Mais cela a-t-il un sens ? Pas vraiment. Il y a ici une confusion fréquente entre ce qui est bon pour une entreprise prise individuellement et ce qui l'est pour l'économie dans son entièreté. Si une seule entreprise adopte une réduction des salaires payés, elle améliore en effet sa position concurrentielle par rapport aux autres. Mais si toutes les entreprises adoptent la même posture, elles diminuent toutes leurs coûts de la même façon et aucune ne s'en portera mieux. Lorsque toutes les entreprises belges imitent les entreprises allemandes en gelant les salaires, elles n'améliorent pas leur position concurrentielle par rapport à celles-ci.

La stratégie suivie alimente une spirale néfaste : les travailleurs belges voient leurs salaires gelés ou revu à la baisse, le temps que leurs salaires s'alignent face à ceux plus bas de la concurrence à l'étranger.

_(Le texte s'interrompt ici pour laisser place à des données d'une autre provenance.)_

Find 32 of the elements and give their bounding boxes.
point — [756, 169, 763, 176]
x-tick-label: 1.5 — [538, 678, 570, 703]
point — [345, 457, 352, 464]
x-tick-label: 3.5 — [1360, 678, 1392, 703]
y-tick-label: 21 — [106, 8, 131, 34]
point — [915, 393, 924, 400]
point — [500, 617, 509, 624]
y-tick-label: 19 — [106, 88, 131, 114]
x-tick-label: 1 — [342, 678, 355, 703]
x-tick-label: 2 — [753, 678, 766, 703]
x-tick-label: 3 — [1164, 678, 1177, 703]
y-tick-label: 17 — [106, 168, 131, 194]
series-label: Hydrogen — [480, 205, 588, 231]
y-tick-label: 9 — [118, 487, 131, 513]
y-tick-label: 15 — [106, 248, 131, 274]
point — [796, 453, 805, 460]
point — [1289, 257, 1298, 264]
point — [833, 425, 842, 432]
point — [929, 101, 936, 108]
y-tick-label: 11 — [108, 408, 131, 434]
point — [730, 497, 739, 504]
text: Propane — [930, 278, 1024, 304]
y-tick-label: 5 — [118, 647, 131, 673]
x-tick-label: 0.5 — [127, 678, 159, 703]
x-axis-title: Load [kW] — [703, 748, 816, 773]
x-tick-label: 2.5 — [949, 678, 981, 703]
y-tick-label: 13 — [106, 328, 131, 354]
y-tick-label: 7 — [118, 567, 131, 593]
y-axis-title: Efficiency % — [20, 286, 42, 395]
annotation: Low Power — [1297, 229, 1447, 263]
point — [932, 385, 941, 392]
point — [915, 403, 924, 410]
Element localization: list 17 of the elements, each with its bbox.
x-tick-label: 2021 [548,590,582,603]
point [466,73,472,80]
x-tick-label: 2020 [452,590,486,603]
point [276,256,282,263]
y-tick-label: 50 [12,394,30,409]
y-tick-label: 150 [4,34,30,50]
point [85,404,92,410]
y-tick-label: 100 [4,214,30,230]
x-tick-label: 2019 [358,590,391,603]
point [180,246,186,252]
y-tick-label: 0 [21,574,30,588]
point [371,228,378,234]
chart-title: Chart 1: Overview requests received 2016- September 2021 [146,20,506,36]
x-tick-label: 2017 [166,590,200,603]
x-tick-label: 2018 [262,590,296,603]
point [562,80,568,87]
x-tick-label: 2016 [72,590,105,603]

Ensuite, cela se répercute dans la demande de biens et services en Belgique : la consommation étant freinée, les débouchés pour les entreprises diminuent et l'activité économique part à la baisse. La situation devient absurde car la baisse de salaires engendre précisément ce qu'on voulait éviter.

 

Si une seule entreprise adopte une réduction des salaires, elle améliore sa position concurrentielle. Mais si toutes adoptent la même posture, aucune ne s'en portera mieux.


Si certains économistes affirment donc que la loi de 1996 est inefficace et alimente une spirale néfaste pour l'économie, les partisans de la loi ont une réponse toute faite : pour eux, la situation n'est certes pas idéale. Ils concèdent même qu'il faudrait peut-être une coordination à la hausse des salaires en Europe, mais en l'absence de celle-ci, le gel des salaires s'impose et constitue, en quelque sorte, le moins mauvais choix. Cette rhétorique justifie une application rigoriste de la loi et est typique d'une vision partielle et partiale de la compétitivité.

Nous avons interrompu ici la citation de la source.